Open Access | Research Article | 28 December 2025
Enhancing UAV Security with GPS Spoofing and Jamming Anomaly Detection
1 Department of Information Management, National Dong Hwa University, Hualien 974301, Taiwan
2 Institute of Artificial Intelligence Innovation, National Yang Ming Chiao Tung University, Hsinchu 300093, Taiwan
* Corresponding Author: Kuo-Hui Yeh, [email protected]
ARK: ark:/57805/jrsc.2025.368867
Received: 21 October 2025, Accepted: 20 December 2025, Published: 28 December 2025  
Abstract
Unmanned aerial vehicles face GPS spoofing and jamming that can compromise navigation and safety. We present an anomaly detection method that achieves both high accuracy and interpretability, enabling UAV operators to understand why an alert is triggered, which enables timely responses and builds trust in autonomous detection systems operating in safety-critical environments. We use five classifiers, including XGBoost, Support Vector Machine, K-Nearest Neighbor, Random Forest, and Naive Bayes, trained on a UAV dataset containing 3622 samples for spoofing detection and 6445 for jamming detection made in PX4 and Gazebo with benign flight and attack cases. After feature scaling and reduction, XGBoost reaches F1 near 0.998 for both attacks and runs fast enough for small onboard computers. Our main goal is to explain what the models learn. We study feature importance in four ways using gain in XGBoost, impurity decrease in Random Forest, permutation tests for Support Vector Machine and K-Nearest Neighbor, and a closed form score for Naive Bayes. The results point to the same key signals across models. Spoofing shows up as position drift and a mismatch between speed and course. Jamming shows up as sharp growth in position and velocity errors and poor satellite geometry.

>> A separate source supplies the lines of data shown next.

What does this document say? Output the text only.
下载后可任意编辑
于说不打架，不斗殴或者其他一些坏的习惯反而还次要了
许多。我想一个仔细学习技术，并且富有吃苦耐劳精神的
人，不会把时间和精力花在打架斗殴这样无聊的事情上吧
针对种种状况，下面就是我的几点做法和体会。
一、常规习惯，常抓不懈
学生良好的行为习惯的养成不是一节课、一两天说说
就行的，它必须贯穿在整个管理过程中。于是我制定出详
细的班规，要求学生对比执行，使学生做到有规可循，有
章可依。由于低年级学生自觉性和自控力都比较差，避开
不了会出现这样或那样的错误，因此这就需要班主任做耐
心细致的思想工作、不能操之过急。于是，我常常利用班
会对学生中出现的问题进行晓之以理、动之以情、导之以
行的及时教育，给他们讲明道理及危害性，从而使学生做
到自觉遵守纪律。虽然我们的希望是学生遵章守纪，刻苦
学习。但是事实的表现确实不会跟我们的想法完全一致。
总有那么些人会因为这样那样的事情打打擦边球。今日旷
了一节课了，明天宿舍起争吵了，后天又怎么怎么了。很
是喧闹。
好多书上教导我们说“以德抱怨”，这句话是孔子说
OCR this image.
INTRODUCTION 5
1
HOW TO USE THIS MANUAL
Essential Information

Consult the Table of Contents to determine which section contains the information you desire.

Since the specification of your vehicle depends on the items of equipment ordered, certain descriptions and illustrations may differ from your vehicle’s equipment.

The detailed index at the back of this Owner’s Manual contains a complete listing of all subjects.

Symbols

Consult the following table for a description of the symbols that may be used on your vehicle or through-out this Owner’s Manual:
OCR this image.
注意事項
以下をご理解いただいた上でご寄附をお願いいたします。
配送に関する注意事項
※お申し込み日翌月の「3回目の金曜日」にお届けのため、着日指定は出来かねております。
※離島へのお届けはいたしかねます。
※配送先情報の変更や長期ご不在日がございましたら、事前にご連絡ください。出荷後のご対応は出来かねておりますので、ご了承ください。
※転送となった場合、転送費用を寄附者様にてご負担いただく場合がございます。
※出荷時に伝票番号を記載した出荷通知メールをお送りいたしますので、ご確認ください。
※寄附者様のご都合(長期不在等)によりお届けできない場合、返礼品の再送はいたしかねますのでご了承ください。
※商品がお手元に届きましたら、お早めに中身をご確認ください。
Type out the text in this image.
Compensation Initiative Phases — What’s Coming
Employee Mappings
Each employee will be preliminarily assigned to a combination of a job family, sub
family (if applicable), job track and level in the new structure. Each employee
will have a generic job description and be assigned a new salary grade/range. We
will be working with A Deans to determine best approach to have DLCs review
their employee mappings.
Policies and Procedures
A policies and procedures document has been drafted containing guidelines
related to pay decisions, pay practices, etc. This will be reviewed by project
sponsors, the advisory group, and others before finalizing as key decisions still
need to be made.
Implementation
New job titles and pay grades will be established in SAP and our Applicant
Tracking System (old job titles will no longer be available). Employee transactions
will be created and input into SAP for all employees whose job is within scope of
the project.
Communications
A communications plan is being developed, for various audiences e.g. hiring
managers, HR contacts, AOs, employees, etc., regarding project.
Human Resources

These insights help operators watch the right signals and trust the alerts.

Graphical Abstract
Enhancing UAV Security with GPS Spoofing and Jamming Anomaly Detection

Keywords
anomaly detection
extreme gradient boosting (XGBoost)
network security
unmanned aerial vehicle (UAV)

Data Availability Statement
Data will be made available on request.

Funding
This work was supported in part by the National Science and Technology Council (NSTC), Taiwan, under Project NSTC 114-2622-E-A49-022, Project NSTC 114-2221-E-A49-210, Project NSTC 114-2634-F-011-002-MBK, and Project NSTC 114-2923-E-194-001-MY3; in part by the Hon Hai Research Institute, Taipei, Taiwan, under Project 114UA90042; in part by the Industry-Academia Innovation School, NYCU, Taiwan, under Project 113UC2N006.

Conflicts of Interest
The authors declare no conflicts of interest.

Ethical Approval and Consent to Participate
Not applicable.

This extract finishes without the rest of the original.